De quoi rendre les parties rapidement addictives. Et c’est peu dire. Si vous adhérez au concept et à l’univers, tant visuel que sonore, et nul doute qu’il ne touchera pas tout le monde, il devient difficile de lâcher, l’expérience étant jouissive à souhait. Pour la faire courte, Neon White c’est du Fast-FPS dans la lignée d’un Ghostrunner ou un Mirror’s Edge. Dans le sens où il faut systématiquement aller du point A au point B le plus vite possible, tout en prenant soin ici d’éliminer les démons sur la route. Chaque mission est construite sur ce même principe. La particularité vient de la mécanique des cartes. Appelées cartes d’âme, elles représentent une arme que vous pouvez utilisez. Alors que vous débutez systématiquement avec une carte Katana, vous devez récupérer des cartes sur votre parcours, des ennemis en lâchent en mourant, et les utiliser pour tirer sur les démons. Les munitions étant fortement restreintes, il faudra se montrer précis pour ne pas gâcher une carte. La subtilité bonus, c’est qu’il est possible de défausser pour activer une compétence de mouvement. Primordiales, elles vous aideront à franchir la ligne d’arrivée.
Parce que malgré sa classe, notre White ne peut que sauter et se déplacer « en glissant ». Vous ne pouvez avoir que deux cartes différentes sur vous, et trois d’une même arme. White ne dispose pas d’un grand panel de mouvements, ceci étant il jouit d’une sorte d’apesanteur très agréable lors des sauts, ainsi que d’une liberté de mouvement dans les airs. De fait, les compétences d’action ont leur importance. À titre d’exemple, défausser sa carte pistolet vous octroie un saut supplémentaire, quand le fusil à pompe offre un dash multidirectionnel. Il n’y a pas à dire la prise en main est simple et grisante. Il faut dire que tout se passe avec les deux sticks analogiques et les gâchettes, ni plus ni moins. Le challenge est quand même présent, vous devrez utiliser vos cartes à bon escient, choisir quand défausser ou quand privilégier les tirs. Parce que n’avoir que son katana en main, c’est être à poil dans Neon White.
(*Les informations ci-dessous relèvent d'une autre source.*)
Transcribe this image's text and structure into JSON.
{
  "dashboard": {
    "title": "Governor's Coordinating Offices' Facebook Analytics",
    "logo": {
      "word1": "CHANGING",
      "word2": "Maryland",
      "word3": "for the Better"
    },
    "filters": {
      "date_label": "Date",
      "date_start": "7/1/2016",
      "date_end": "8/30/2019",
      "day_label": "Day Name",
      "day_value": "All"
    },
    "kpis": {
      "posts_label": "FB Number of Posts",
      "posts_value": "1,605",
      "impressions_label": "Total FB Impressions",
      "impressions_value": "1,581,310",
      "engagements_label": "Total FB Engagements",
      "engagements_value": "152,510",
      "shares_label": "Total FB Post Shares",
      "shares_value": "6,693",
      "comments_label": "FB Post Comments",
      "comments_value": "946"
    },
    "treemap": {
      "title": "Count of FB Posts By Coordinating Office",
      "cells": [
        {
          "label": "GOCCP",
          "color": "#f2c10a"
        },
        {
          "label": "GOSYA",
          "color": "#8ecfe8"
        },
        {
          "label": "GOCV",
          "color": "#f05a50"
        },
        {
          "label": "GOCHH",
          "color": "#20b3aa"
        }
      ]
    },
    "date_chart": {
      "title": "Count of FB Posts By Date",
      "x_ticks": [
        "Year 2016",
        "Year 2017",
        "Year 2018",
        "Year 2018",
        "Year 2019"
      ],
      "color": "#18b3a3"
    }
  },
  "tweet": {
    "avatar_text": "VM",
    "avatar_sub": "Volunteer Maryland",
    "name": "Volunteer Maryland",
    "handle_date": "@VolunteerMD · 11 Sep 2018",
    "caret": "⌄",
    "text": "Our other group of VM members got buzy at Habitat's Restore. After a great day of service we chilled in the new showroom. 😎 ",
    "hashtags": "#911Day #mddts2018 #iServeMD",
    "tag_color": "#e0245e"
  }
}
Cependant, ne vous attendez pas à construire votre main. Les cartes sont prédéfinies pour les niveaux et vous devez composer avec ce qu’il y a sur place. Ce sont des ressources à gérer et tout le monde est mis sur un pied d’égalité. Ici on progresse par son propre skill. Comme le dit Ben Esposito, l’idée c’est de résoudre des sortes d’énigmes de temps. C’est-à-dire, trouver les routes et mouvements optimaux pour réussir les meilleurs chronos. En limitant la liberté des joueurs, joueuses, avec des cartes prédéfinies donc, cela suit l’idée d’outrepasser la limite imposée par les game designers. On pense être limité en possibilité d’action, pourtant, c’est en optimisant au mieux ses ressources que l’on va se transcender et avoir ainsi l’impression de briser un mur, de casser le jeu. Et c’est là même toute l’essence de Neon White. Dans tous les cas, c’est votre maîtrise du jeu qui vous garantira le succès, il n’y a que vous à blâmer.
Killing them softly
Notez qu’il y a un réel sentiment de progression au cours de l’aventure. Non pas que vous débloquiez de nouvelles compétences, mais de nouvelles armes feront leur apparition et vont redynamiser l’expérience l’empêchant de tomber dans une routine. Les situations de jeu vont évoluer au fur et à mesure, se complexifier aussi, et montrer l’étendue des possibilités d’actions. De même que de nouveaux ennemis vont apparaître, avec de nouvelles attaques signatures et faiblesses. Chaque arme aura son démon, un peu comme dans Doom toute proportion gardée. En outre, le rythme d’apparition de ces nouvelles cartes, et donc des nouvelles mécaniques de gameplay associées, évite de crouler sous les informations, on apprend petit à petit à se familiariser avec l’armement et le bestiaire. Le gameplay parvient aisément à se renouveler, et au bon moment. Le jeu cache aussi d’autres surprises mais pour cela il faut un minimum s’impliquer dans l’univers et la complétion totale des missions. A noter qu’il est viable de refaire les niveaux à n’importe quel moment.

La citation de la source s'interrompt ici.